Amy Sullivan, truly the David Brooks of religion writing, thinks that liberals are misreading Richard Mourdock’s position on abortion.
Take a look again at Mourdock’s words: “I came to realize that life is that gift from God. And…even when life begins in that horrible situation of rape, that it is something that God intended to happen.” The key word here is “it.” I think it’s pretty clear that Mourdock is referring to a life that is conceived by a rape. He is not arguing that rape is the something that God intended to happen.
I understood him perfectly well and I still think it’s outrageous. This goon is saying that women must be forced to carry a pregnancy to term even in cases of rape. I think that’s barbaric and cruel.
Amy wants this to be about theology —
This is a fairly common theological belief, the understanding of God as an active, interventionist. It’s also not limited to conservative Christians. There are liberal Christians who also argue that things work out the way they’re supposed to. Some of them are in my own family, and I think they’re wrong. But it is one way of grappling with the problem of theodicy, trying to understand why God would allow bad things to happen.
And they can grapple with it all they like; just do the grappling with their own bodies, thanks much.
Sullivan goes on to explain the theological arguments about things being intended by God, as if any of us who were sent to Sunday School at least a dozen times didn’t already know them.
And I say that the next time Richard Mourdock gets pregnant from rape and chooses to carry the baby to term because he thinks it’s god’s will, I’m just peachy with that. Whatever floats his boat. But this theo-idiot is planning to force everyone else to live by his conscience and not our own. And, y’know, to a lot of us that looks like good old-fashion oppression.
Most religion looks ridiculous to outsiders. If Mourdock can somehow reconcile in his own head that God did not intend the rape but did intend the conception, that’s not any of my concern — as long as it stays in his own head.
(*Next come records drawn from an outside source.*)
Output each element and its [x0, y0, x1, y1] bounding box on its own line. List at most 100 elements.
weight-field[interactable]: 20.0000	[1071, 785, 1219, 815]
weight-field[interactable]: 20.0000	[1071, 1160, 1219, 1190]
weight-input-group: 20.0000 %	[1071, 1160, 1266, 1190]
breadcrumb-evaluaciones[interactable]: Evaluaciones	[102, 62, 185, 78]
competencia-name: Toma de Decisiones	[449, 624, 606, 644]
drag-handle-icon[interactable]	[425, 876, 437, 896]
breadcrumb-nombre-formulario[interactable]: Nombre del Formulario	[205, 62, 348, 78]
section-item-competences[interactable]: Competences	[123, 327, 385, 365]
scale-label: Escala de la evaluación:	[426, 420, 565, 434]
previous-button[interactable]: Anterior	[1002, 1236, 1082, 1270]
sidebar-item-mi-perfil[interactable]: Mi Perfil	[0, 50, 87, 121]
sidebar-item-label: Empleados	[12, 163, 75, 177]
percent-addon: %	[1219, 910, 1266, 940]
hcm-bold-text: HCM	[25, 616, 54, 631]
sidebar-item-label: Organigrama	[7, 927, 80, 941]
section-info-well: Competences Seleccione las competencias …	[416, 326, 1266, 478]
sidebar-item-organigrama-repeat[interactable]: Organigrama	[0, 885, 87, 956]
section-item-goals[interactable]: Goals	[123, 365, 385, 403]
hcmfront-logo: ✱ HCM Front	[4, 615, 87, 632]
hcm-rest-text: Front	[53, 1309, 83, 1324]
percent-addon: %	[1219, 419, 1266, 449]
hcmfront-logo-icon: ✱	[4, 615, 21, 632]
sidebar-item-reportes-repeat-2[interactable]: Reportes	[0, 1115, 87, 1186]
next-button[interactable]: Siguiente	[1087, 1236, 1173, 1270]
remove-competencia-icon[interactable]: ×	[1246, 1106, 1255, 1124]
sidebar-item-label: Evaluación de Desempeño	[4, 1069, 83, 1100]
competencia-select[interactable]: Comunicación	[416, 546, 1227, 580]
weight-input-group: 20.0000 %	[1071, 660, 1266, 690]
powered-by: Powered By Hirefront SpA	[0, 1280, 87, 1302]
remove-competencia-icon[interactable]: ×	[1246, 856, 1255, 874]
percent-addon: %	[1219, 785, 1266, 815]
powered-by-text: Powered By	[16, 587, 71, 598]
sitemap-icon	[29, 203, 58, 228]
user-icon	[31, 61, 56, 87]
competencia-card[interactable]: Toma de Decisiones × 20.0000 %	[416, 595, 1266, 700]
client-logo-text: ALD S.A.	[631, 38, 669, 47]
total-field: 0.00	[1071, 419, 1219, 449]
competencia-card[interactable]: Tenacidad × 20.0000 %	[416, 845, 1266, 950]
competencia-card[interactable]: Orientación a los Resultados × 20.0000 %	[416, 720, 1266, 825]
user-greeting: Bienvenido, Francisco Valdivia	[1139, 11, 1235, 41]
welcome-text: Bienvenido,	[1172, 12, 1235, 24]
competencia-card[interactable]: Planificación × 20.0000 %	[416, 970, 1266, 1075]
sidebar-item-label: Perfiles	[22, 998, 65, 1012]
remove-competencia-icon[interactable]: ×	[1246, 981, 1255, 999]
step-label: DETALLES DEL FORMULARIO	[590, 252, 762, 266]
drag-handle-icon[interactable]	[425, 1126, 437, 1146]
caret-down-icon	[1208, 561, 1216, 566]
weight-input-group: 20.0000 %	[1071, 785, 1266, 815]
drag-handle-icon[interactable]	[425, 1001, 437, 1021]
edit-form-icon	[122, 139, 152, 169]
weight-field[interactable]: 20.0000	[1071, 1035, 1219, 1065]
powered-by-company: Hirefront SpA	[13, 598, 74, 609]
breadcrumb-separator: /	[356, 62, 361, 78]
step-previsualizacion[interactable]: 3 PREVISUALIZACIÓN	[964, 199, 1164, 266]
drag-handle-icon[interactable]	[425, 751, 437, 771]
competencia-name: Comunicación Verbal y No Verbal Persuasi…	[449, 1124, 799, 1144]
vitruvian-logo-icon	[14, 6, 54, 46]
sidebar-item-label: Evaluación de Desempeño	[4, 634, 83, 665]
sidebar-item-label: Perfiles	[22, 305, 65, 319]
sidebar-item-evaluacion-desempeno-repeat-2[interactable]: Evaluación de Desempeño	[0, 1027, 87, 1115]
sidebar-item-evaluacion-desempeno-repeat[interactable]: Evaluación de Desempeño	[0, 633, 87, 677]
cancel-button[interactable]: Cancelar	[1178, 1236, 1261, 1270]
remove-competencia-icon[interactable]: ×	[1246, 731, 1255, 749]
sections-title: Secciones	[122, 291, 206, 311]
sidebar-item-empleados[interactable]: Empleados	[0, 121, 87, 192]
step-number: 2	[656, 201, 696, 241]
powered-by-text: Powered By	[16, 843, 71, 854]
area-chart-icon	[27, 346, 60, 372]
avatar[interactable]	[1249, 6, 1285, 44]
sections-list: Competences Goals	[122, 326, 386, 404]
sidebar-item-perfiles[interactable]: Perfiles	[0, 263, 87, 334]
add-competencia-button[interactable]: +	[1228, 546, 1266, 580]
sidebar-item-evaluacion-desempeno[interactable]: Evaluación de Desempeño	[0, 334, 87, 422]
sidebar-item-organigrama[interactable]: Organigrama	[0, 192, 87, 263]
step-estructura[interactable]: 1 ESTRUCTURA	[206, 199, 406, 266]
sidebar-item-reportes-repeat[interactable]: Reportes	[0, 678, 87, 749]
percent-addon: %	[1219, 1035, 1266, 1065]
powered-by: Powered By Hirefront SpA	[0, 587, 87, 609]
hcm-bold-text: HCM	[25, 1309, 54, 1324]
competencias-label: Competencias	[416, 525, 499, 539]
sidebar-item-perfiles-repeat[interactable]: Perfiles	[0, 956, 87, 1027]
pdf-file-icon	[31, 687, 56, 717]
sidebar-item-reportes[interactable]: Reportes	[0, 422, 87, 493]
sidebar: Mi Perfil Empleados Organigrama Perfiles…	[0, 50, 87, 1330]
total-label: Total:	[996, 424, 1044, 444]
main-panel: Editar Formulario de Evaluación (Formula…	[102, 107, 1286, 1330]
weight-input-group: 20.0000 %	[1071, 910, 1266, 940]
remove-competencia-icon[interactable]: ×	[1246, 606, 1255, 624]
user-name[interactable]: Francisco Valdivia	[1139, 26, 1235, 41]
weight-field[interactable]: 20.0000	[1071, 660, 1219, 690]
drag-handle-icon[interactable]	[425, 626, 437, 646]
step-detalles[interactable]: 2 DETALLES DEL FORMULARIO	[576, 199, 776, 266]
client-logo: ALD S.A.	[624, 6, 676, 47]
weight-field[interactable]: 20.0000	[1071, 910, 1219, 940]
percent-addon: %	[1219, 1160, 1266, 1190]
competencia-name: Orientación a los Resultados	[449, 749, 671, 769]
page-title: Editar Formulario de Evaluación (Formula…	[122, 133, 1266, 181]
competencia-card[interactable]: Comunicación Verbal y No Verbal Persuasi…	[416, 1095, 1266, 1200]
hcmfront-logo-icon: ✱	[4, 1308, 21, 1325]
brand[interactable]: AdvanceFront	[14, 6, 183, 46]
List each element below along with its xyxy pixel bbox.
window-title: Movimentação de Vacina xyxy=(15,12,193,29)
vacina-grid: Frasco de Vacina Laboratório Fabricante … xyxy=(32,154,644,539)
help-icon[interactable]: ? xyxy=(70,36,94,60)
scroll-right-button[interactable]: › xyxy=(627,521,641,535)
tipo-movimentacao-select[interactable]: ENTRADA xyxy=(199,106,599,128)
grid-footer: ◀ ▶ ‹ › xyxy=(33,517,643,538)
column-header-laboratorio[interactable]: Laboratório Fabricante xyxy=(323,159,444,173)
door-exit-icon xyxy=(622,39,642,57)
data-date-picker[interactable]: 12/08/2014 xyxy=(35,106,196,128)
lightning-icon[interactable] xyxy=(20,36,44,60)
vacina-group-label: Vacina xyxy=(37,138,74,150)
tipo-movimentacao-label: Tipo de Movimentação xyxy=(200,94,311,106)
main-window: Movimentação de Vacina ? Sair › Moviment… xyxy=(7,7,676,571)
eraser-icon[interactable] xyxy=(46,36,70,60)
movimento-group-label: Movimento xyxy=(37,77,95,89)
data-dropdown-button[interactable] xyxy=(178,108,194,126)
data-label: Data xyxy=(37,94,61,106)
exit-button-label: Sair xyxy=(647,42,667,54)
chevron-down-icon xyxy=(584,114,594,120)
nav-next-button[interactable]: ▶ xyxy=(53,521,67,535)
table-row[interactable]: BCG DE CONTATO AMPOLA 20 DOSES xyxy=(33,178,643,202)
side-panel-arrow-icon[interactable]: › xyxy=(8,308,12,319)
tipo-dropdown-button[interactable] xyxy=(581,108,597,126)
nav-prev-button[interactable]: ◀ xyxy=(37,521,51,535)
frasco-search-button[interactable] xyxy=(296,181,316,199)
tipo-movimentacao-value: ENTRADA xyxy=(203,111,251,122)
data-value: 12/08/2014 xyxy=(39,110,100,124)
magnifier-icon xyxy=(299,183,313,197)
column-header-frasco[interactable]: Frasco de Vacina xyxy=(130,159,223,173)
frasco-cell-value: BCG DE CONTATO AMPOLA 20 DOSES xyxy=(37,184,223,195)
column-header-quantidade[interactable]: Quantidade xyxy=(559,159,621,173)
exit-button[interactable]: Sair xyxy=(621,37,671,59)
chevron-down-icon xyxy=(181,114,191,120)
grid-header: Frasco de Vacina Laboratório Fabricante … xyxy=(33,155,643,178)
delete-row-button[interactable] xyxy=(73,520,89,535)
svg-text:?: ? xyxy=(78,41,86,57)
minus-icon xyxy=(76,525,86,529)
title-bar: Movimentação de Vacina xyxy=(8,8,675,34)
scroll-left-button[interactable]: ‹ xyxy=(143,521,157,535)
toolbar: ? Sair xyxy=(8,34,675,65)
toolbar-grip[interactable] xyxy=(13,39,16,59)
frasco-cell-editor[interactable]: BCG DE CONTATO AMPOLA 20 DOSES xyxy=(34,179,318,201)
Despite the assertions of many liberal writers I read and otherwise admire, I don’t think that politicians like Mourdock oppose rape exceptions because they hate women or want to control women. I think they’re totally oblivious and insensitive and can’t for a moment place themselves in the shoes of a woman who becomes pregnant from a rape. I think most don’t particularly care that their policy decisions can impact what control a woman does or doesn’t have over her own body. But if Mourdock believes that God creates all life and that to end a life created by God is murder, then all abortion is murder, regardless of the circumstances in which a pregnancy came about.
In other words, Sullivan is making a distinction between actively hating women and being “oblivious and insensitive” to our individuality and humanity. I don’t really see the difference. A man who is incapable of perceiving women as human beings in their own right, who cannot empathize with them or respect that their perspectives are just as valid as his, is what we call a “misogynist.” There is a spectrum of misogynist attitudes that goes from garden-variety sexist pigs to psychopathic serial killers, but it’s a difference in degree, not in kind.
And I oppose this creep Mourdock not because I disrespect his religion but because he disrespects mine. He also disrespects my humanity. I find that annoying.
As you can see from an old post, Amy Sullivan has a long-standing pattern of finding distinctions with no differences. Her shtick for years has been that liberals are mean to proper religious folk because we misunderstand them. Well, I doubt one fundamentalist in a million understands a dadblamed thing about my religion, and that doesn’t bother me in the least as long as they leave me alone about it.
The real issue is that from the earliest days of our Republic conservative Christians have tried to use government to impose their beliefs on everyone else, establishment clause notwithstanding, and they must be opposed. Period. What their theological rationalizations are is irrelevant to me.